"Every now and then, a puchera is placed on the table. With this apparently Spanish name, on Mallorca they refer to a dish consisting of white beans cooked in a broth made from pig bones, butifarra, camallot and sobrasada sausage, squash and, at times, potatoes. Common everywhere is a dish called sopa de pa cuit (literally, “cooked bread soup”), consisting of bread boiled in water with oil, salt and a bit of garlic, adding an egg at times.
In spring, a special favorite is asparagus (espàrrecs) soup. To make it, parsley and onion are fried in a pot; they add water and, as soon as it begins to boil, they add the asparagus and let them cook until they’re soft. Lastly, they add some eggs. Everything is then served on top of slices of bread.
Amongst the most common soups on Mallorca is one made with dry broad beans which, without the shell, are cooked in water which they change after two hours. They then add pieces of squash, some rice and bring it to boil again. This soup is called fava parada and has some variants, adding fat or butifarra sausage.
Needless to say, people of greater means also eat soups that we are familiar with in the rest of Europe. Bulli is a type of stew based on meat and vegetables and is usually accompanied with tomato sauce or pork fat. Principi generally consists of an estofat (stew) made with veal, beef or lamb. Then there are other meats or fish, the latter preferably on days of fasting, especially cod stew.
For dinner, people who enjoy certain economic status generally have sopes amb col, caldera de peix, scrambled eggs with tomato (ous manats), omelets with tomato and peppers, meat or fish stews and, in the right season, green beans with potatoes, onions and dressed with oil. Ocasionally, green beans are substituted with baby broad beans.
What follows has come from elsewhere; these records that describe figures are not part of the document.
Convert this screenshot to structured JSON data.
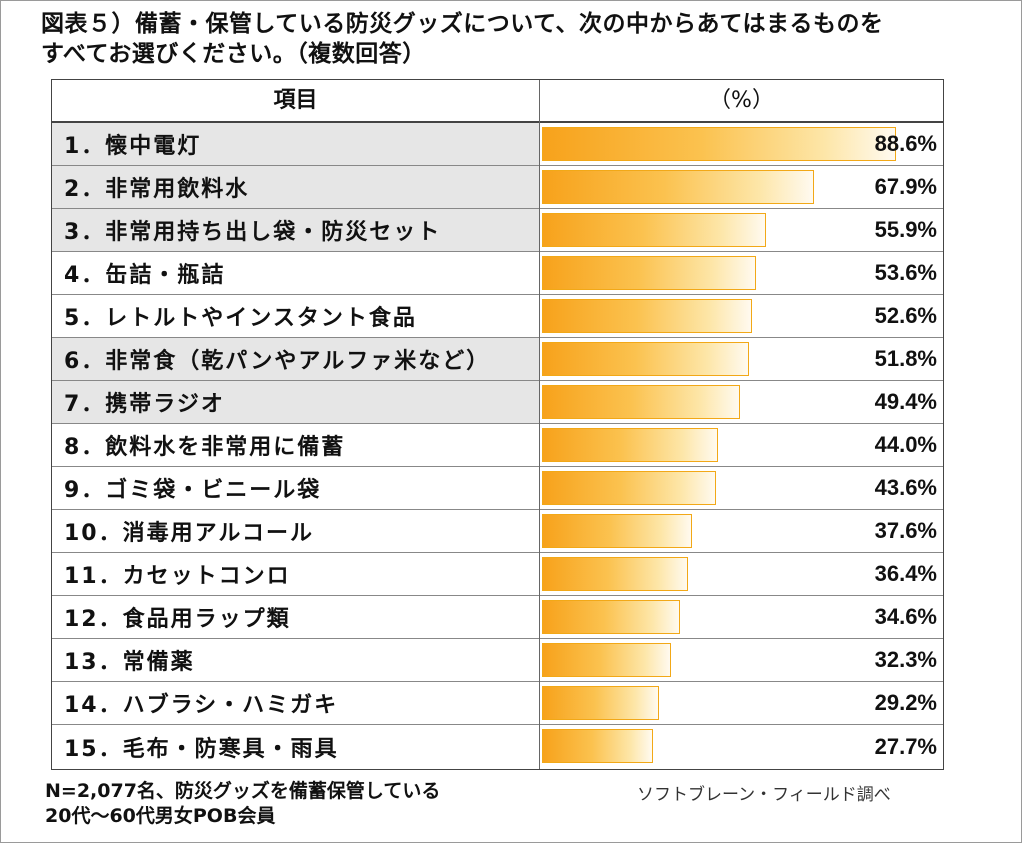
{
  "title": {
    "line1": "図表５）備蓄・保管している防災グッズについて、次の中からあてはまるものを",
    "line2": "すべてお選びください。（複数回答）"
  },
  "table": {
    "header_item": "項目",
    "header_pct": "（%）"
  },
  "chart_data": {
    "type": "bar",
    "orientation": "horizontal",
    "title": "図表５）備蓄・保管している防災グッズについて、次の中からあてはまるものをすべてお選びください。（複数回答）",
    "unit": "（%）",
    "xlim": [
      0,
      100
    ],
    "categories": [
      "1．懐中電灯",
      "2．非常用飲料水",
      "3．非常用持ち出し袋・防災セット",
      "4．缶詰・瓶詰",
      "5．レトルトやインスタント食品",
      "6．非常食（乾パンやアルファ米など）",
      "7．携帯ラジオ",
      "8．飲料水を非常用に備蓄",
      "9．ゴミ袋・ビニール袋",
      "10．消毒用アルコール",
      "11．カセットコンロ",
      "12．食品用ラップ類",
      "13．常備薬",
      "14．ハブラシ・ハミガキ",
      "15．毛布・防寒具・雨具"
    ],
    "values": [
      88.6,
      67.9,
      55.9,
      53.6,
      52.6,
      51.8,
      49.4,
      44.0,
      43.6,
      37.6,
      36.4,
      34.6,
      32.3,
      29.2,
      27.7
    ],
    "value_labels": [
      "88.6%",
      "67.9%",
      "55.9%",
      "53.6%",
      "52.6%",
      "51.8%",
      "49.4%",
      "44.0%",
      "43.6%",
      "37.6%",
      "36.4%",
      "34.6%",
      "32.3%",
      "29.2%",
      "27.7%"
    ],
    "shaded_rows": [
      true,
      true,
      true,
      false,
      false,
      true,
      true,
      false,
      false,
      false,
      false,
      false,
      false,
      false,
      false
    ]
  },
  "colors": {
    "bar_start": "#f7a21b",
    "bar_end": "#fffaf0",
    "bar_border": "#f2a817",
    "row_shade": "#e6e6e6"
  },
  "footer": {
    "line1": "N=2,077名、防災グッズを備蓄保管している",
    "line2": "20代～60代男女POB会員",
    "credit": "ソフトブレーン・フィールド調べ"
  }
}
One of the most favored dishes for lunch and dinner is broad beans cooked with lard, fat and butifarra sausage; if served at dinner, this dish is generally accompanied with a part of the broth from lunch’s bulli. Another very common dinner is fried fish with pepper and accompanied by a tomato and garlic sauce.
Turkey (indiots and pollastres rostits) are accompanied at times with sweet fillings and accompanied with potatoes and pig fat. They are conserved to serve as the main dish at Christmas and other especially important festivities. This is generally the case amongst both rich and poor, the latter unable to forego this custom. Those with greater economic means add porcella rostida to the indiot rostit. By contrast, those who can’t afford the luxury of turkey, make great efforts to at least have a capon, whether male or female (capó gall or gallina).
Rabbits and hares are also highly praised, generally cooked with rice and a bit of ham or pork (llom). This dish is known as arròs amb llebre (“rice with hare”). If eaten along with the animal’s blood, it’s known as arròs brut (“dirty rice”)."
Archduke Ludwig Salvator of Austria. Las Baleares por la palabra y el grabado. Majorca: General Part. Ed. Sa Nostra, Caja de Baleares. Palma de Mallorca. 1982.